If you are a devotee, you will go to a temple. But if you go to a temple, are you a devotee? This is a question that I often ask people who are obsessed with ritualism and who justify imposing this ritualism as a way of evoking devotion in their children. What they end up instead is creating children who are addicted to ritual, who are conditioned to fear the consequences of not performing a ritual correctly, who find comfort in the rhythm of the ritual, who are unable to fathom the purpose of the ritual but they are certainly not devotees. The good thing is that by forcing children to follow rituals, parents ensure the ritual is transmitted over generations, albeit only as hollow shells of choreographed performance, with no meaning attached to the action, and with little understanding. This is the dilemma of behavioural science which fundamentally assumes behaviour shapes belief: if you are polite, you become respectful; if you actively listen to your colleagues, you genuinely become interested in what they have to say; if you wear the correct clothes, people do take you seriously.
But they do, don’t they? You can see how in 5-star hotels you are treated differently when you wear better quality clothes, when you speak with an accent, when you come in an expensive car or are seen using an expensive mobile. People do respond to the external manifestations: a beautiful man or woman does get more interest during an interview, a person who keeps using words like ‘collaboration’ and ‘team work’ is assumed to be a better leader. Looks matter. We are encouraged to mimic successful people. The more you mimic the more chances that you will succeed. We are told to ‘benchmark’ ourselves upon them; benchmark being a nicer word than copying.
There is a Gujarati story based on the Ramayana, told to me by a very respected member of the business community that struck me as rather significant in this world of mimicry and benchmarking. Ravana was determined to seduce Sita, wife of Ram, who he had abducted and kept in his island-kingdom of Lanka. So he took various disguises to influence her. Like the form of a god to advise her, or a demon to frighten her. None of these worked. Finally, he took the form of Ram himself. No sooner had he done that, he was filled with genuine empathy for everyone around him. He wanted to give back the kingdom of Lanka back to its founder, Kubera, his elder brother, who he had kicked out long ago. Terrified of these feelings, Ravana gave up his plans to pretend to be Ram.
We hope that pretending to be someone else, behaving like them, will make us think like them. At a lecture somebody said, when Steve Jobs was asked why was he rude to his employees, he allegedly answered that his impatience and demand for perfection enabled him to create the iPad. Here cause and effect have been confused. The assumption is that those people who are rude are also perfectionists. But there are many perfectionists who are nice people and many rude people who are clumsy and imperfect. As humans we are obsessed with finding reasons and often equate certain concurrent habits of leaders as the cause of their success. The punctual man is successful or the efficient man is successful or the well-dressed man is successful or the boorish man gets his way or the gentle man gets his way. But is that true? Or is it that it is easier to mimic punctuality/efficiency/dress/boorishness/gentleness and so we equate that with success?
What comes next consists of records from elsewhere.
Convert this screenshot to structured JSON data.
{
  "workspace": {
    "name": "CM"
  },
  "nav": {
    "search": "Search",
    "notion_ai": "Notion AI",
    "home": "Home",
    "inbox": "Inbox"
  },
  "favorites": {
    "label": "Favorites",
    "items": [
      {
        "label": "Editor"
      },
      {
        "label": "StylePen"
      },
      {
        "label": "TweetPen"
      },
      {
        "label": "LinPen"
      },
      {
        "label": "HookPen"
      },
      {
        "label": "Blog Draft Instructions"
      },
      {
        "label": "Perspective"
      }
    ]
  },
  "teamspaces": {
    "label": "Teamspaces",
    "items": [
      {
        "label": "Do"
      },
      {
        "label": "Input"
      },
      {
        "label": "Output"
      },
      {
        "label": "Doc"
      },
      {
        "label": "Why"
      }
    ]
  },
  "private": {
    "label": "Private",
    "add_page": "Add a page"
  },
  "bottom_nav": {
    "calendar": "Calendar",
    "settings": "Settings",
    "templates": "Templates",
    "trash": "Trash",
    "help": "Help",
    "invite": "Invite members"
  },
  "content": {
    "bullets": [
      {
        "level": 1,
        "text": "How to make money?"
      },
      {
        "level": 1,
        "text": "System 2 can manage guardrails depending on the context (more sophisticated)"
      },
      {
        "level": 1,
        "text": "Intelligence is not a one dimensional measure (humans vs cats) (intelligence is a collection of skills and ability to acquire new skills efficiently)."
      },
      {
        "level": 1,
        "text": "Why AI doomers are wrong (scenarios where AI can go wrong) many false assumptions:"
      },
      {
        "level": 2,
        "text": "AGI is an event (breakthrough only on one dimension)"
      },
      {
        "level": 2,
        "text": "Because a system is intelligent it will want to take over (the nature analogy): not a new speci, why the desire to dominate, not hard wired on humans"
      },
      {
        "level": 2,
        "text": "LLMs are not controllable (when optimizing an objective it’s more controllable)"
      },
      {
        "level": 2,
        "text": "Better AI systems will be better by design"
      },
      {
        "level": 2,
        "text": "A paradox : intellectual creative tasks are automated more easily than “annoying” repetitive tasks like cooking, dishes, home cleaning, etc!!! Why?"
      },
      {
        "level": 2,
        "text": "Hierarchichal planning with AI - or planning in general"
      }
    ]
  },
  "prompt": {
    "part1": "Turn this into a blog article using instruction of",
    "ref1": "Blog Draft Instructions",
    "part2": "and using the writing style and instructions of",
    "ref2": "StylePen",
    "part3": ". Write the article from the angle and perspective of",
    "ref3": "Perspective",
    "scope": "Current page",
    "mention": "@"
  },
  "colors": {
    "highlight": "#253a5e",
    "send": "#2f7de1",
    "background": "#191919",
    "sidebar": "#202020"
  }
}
Missing in all these conversations about mimicking habits is the idea of context, a sensitivity to who is in the room, a genuine curiosity about what is going on, and what needs to be resolved. Our ability to adapt to the ecosystem and get the other to do what we want, hopefully nicely, otherwise nastily, has less to do with habits and more to do with sensitivity, skill at responsiveness. No one really knows the formula for success. Even successful people often find it tough to repeat their success since markets are always changing and complementary talent is not always available. We work with what we know, we work with what we learn from others, but eventually we must appreciate that every problem is unique and no solution is really standard. That is why we need people to solve them, not machines.